Rubin verweist darauf, dass die Behörden den Hubschrauber fliegen ließen, obwohl zu dieser Zeit längst ein Flugverbot bestand. Als die Aufrührer in Marmaris ankamen, war Erdogan schon fort.
Angebliche Geständnisse mutmaßlicher Putschisten erscheinen nun ebenfalls in einem neuen Licht. So sagte Levent Türkkan, ein unter Putschverdacht verhafteter ehemaliger Adjutant des türkischen Armeechefs Hulusi Akar, vor Gericht aus, seine Aussagen über den Umsturzversuch und andere angeblich Beteiligte seien ihm unter Folter abgepresst worden. Türkkan war unmittelbar nach dem Putsch mit Verletzungen im Gesicht, an den Händen und am Bauch fotografiert worden.
Unbestritten ist, dass der türkische Geheimdienstchef Hakan Fidan und Generalstabschef Akar spätestens am Nachmittag des 15. Juli über den bevorstehenden Putschversuch informiert waren.
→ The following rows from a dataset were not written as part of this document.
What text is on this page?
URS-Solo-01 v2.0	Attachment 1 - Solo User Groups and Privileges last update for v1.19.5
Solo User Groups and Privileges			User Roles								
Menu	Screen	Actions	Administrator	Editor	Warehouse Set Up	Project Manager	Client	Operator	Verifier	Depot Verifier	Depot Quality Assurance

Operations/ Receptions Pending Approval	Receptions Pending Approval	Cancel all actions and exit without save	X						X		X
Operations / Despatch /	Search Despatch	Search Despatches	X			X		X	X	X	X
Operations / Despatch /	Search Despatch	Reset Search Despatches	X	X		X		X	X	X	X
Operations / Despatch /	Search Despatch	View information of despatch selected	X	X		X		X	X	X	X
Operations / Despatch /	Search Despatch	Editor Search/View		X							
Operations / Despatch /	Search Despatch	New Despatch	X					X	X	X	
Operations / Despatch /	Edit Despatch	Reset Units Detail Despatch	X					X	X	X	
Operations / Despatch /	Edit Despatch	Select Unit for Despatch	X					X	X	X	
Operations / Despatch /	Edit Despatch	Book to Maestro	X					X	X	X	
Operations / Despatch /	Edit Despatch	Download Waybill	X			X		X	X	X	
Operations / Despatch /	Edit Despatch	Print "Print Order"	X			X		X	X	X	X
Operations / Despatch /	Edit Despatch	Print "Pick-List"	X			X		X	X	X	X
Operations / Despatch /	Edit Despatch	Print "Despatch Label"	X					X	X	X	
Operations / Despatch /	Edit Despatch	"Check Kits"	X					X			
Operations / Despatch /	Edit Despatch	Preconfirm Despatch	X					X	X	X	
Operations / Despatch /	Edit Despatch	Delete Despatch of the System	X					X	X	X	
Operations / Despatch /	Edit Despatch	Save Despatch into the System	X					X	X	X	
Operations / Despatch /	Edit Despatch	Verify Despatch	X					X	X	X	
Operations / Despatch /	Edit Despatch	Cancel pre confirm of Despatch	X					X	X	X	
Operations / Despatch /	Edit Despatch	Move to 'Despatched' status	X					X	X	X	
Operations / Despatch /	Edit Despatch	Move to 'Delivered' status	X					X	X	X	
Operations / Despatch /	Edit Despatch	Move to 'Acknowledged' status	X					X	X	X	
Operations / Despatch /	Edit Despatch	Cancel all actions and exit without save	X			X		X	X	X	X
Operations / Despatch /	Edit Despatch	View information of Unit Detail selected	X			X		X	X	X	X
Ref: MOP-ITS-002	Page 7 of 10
Laut einem Bericht der regierungsnahen und über den Verdacht der Sympathie für Gülen erhabenen Zeitung „Yeni Safak“ meldete sich am frühen Nachmittag des 15. Juli ein Hubschrauberpilot in der Zentrale des Geheimdienstes MIT mit dem Verdacht, dass es Pläne für einen Umsturz gebe. Kurz darauf kamen MIT-Chef Fidan und Generalstabschef Akar zu einer längeren Unterredung zusammen und trennten sich laut Medienberichten erst eine halbe Stunde, bevor die Putschisten am Abend losschlugen.
Beginn des Putschversuchs um sechs Stunden vorgezogen
Schon am Tag vor dem Umsturzversuch sollen Geheimdienst- und Armeechef lange miteinander gesprochen haben. Die regierungskritische Nachrichtenplattform OdaTV meldete, das Treffen am 14. Juli habe sechs Stunden gedauert. Laut einem parlamentarischen Untersuchungsbericht zum Putsch erfuhren die Umstürzler, dass der MIT eingeweiht war, und zogen den Beginn des Aufstandes um sechs Stunden vor, von drei Uhr am Morgen des 16. Juli auf 21 Uhr am 15. Juli. Ex-General Caha und andere fragen sich, warum MIT und Armee nicht einschritten, sondern den Beginn des Aufstandes abwarteten.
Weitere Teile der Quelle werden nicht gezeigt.